Yılmaz, bir taraftan sanayileşmeye önem verirken, tarımın zaman zaman ihmal edilebildiğini kaydederek, tohumculukla ilgili Cumhuriyet tarihinde yapılan çalışmalardan bahsetti.
Tohumculuk kavramlarının Türkiye’de ilk kez 1960’larda konuşulmaya başlandığını dile getiren Yılmaz, 1963’ten sonra Türkiye’nin tohumluk üretimi, ticareti, sertifikasyonu, piyasa denetimi, tohumluk standartları gibi kavramlarla tanıştığını anlattı.

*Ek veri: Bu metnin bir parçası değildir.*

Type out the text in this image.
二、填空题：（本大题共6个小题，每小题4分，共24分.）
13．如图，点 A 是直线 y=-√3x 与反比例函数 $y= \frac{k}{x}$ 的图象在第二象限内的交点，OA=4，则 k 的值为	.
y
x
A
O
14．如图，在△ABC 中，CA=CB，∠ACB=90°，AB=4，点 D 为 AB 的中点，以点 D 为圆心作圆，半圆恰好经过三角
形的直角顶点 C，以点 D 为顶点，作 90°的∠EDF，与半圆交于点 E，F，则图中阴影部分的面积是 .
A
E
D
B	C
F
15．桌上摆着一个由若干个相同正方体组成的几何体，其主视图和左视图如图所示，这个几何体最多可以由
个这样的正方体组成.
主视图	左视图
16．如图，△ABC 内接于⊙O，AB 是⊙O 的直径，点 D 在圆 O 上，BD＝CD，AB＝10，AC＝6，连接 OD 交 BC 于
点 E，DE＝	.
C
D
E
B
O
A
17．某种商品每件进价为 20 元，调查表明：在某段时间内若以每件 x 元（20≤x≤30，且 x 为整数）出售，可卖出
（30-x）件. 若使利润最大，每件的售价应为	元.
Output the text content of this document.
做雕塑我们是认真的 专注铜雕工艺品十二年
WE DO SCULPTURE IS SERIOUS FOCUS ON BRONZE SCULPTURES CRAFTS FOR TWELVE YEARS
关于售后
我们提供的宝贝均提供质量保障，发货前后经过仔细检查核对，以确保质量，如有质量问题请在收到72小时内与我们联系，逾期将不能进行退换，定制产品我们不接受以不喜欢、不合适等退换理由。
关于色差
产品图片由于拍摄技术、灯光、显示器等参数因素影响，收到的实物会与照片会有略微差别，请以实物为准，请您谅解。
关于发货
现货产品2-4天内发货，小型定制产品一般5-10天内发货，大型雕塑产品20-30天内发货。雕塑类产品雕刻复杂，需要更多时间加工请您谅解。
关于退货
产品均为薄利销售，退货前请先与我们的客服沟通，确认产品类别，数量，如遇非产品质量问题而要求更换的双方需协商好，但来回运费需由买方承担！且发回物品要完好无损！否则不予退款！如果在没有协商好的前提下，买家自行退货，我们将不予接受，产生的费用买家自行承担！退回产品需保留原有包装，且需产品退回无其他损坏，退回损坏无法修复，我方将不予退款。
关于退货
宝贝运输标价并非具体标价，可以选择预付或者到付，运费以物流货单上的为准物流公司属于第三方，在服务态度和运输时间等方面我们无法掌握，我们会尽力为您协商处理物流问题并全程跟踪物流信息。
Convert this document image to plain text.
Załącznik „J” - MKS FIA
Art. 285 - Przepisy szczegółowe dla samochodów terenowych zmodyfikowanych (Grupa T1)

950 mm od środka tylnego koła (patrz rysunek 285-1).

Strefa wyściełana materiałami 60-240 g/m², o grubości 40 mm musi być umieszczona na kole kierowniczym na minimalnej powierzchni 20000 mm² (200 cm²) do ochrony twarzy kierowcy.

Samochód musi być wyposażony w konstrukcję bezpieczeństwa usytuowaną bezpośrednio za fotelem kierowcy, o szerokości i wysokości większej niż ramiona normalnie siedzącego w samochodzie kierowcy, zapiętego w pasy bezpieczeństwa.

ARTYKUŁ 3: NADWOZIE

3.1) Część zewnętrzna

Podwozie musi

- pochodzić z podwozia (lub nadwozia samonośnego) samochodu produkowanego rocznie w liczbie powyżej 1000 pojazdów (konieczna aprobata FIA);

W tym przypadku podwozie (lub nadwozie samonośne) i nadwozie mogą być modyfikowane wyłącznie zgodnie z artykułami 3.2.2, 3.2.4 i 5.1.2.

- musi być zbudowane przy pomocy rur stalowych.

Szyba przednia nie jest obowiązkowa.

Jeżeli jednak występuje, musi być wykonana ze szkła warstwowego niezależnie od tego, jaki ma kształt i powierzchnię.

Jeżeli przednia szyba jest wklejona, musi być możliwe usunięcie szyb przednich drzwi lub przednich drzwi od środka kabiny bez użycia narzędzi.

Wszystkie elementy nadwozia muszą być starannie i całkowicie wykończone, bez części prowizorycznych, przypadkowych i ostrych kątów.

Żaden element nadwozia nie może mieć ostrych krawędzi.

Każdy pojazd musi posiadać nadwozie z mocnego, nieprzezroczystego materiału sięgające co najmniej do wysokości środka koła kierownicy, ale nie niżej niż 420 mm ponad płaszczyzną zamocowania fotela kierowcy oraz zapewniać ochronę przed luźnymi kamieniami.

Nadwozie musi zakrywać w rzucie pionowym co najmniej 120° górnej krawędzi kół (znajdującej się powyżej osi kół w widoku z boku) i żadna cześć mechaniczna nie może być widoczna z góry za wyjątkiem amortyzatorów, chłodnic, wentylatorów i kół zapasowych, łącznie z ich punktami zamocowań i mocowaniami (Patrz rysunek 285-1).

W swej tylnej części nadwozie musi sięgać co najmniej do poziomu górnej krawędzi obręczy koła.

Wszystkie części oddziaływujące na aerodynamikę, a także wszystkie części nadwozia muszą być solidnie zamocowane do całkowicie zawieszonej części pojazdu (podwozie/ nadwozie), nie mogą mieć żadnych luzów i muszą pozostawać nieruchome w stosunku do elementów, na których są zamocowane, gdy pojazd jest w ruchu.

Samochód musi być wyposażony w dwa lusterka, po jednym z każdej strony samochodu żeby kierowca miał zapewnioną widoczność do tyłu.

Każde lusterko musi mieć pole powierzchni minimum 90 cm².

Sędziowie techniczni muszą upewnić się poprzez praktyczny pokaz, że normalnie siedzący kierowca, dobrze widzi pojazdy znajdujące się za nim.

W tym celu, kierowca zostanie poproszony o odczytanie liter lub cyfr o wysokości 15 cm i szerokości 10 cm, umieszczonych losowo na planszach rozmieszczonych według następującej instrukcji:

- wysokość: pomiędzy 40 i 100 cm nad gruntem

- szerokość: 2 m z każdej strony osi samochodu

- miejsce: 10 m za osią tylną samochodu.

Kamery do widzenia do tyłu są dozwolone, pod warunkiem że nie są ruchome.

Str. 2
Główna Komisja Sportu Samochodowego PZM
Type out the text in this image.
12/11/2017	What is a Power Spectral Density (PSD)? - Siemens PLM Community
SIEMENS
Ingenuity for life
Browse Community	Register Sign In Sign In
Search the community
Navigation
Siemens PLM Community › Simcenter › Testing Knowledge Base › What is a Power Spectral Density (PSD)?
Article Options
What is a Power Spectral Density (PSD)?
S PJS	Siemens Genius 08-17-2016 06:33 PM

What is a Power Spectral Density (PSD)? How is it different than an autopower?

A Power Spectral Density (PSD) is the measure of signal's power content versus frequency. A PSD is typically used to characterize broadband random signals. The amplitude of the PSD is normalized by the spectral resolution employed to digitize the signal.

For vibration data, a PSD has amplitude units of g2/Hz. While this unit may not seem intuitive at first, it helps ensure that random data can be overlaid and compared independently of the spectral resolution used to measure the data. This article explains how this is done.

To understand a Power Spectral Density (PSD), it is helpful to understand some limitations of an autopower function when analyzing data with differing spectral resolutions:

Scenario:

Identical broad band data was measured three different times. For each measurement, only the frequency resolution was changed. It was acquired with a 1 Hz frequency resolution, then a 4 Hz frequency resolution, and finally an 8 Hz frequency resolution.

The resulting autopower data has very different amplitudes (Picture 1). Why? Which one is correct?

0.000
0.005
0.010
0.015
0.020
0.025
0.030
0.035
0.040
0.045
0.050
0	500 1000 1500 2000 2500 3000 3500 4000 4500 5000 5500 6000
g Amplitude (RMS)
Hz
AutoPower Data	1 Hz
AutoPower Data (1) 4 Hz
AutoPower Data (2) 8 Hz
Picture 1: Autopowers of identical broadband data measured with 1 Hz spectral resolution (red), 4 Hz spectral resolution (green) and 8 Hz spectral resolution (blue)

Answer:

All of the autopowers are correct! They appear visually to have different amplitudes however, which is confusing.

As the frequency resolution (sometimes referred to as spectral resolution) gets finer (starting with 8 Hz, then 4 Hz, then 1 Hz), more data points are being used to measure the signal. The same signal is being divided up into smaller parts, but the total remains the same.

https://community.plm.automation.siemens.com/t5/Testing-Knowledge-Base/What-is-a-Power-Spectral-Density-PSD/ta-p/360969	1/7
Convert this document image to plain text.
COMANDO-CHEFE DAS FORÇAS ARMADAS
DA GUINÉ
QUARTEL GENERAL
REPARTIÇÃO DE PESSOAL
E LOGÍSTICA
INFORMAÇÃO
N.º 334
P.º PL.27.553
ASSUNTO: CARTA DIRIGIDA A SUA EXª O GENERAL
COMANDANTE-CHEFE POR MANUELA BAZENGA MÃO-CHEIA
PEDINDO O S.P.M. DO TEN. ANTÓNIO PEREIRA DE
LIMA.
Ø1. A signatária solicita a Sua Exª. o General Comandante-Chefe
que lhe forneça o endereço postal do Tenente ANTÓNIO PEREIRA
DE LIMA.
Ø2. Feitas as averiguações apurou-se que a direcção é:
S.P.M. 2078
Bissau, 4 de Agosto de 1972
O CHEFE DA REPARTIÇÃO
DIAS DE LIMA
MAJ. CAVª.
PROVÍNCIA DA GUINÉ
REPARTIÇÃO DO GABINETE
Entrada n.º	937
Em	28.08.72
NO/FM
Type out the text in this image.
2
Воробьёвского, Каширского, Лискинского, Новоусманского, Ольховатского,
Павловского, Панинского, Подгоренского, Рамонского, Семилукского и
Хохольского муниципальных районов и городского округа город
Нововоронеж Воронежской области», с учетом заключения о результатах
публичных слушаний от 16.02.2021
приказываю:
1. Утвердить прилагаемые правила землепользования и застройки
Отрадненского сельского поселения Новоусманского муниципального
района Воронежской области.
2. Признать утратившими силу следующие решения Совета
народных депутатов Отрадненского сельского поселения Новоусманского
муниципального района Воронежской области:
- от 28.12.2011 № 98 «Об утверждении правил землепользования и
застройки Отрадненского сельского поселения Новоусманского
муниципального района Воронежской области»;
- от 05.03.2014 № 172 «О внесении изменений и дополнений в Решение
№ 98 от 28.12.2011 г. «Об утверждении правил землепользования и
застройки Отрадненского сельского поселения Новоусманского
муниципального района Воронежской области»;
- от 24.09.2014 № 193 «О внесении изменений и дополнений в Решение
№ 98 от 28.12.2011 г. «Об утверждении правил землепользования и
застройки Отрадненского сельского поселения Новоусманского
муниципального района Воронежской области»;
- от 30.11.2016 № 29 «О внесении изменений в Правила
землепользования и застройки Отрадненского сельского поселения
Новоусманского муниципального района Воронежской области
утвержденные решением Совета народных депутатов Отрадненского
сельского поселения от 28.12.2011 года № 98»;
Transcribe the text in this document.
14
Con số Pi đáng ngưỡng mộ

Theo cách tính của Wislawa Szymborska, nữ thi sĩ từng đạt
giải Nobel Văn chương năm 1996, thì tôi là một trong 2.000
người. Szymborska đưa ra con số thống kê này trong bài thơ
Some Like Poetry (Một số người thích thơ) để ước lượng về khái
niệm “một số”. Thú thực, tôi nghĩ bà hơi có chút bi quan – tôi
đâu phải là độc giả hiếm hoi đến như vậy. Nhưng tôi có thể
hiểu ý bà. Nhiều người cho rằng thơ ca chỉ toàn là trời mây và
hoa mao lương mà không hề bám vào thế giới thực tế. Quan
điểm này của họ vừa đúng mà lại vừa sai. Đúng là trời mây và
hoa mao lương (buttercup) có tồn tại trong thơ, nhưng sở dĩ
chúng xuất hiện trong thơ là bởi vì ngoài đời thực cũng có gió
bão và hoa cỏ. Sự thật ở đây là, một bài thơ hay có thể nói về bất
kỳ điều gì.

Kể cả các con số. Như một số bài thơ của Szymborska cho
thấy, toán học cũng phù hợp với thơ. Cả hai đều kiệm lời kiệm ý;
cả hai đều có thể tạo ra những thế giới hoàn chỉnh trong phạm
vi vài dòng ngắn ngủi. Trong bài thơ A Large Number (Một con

Yılmaz, 1980’li yıllara gelindiğinde Türkiye’de tamamen kamu ağırlıklı bir tohumculuk sektörünün bulunduğunu kaydederek, merhum Cumhurbaşkanı Turgut Özal ve sonrasında sektörde serbest piyasanın işletilmeye başlandığını, özel tohum şirketlerinin kurulmasına imkan verildiğini aktardı.
“2017’de 238 milyon adet meyve fidanı üretildi”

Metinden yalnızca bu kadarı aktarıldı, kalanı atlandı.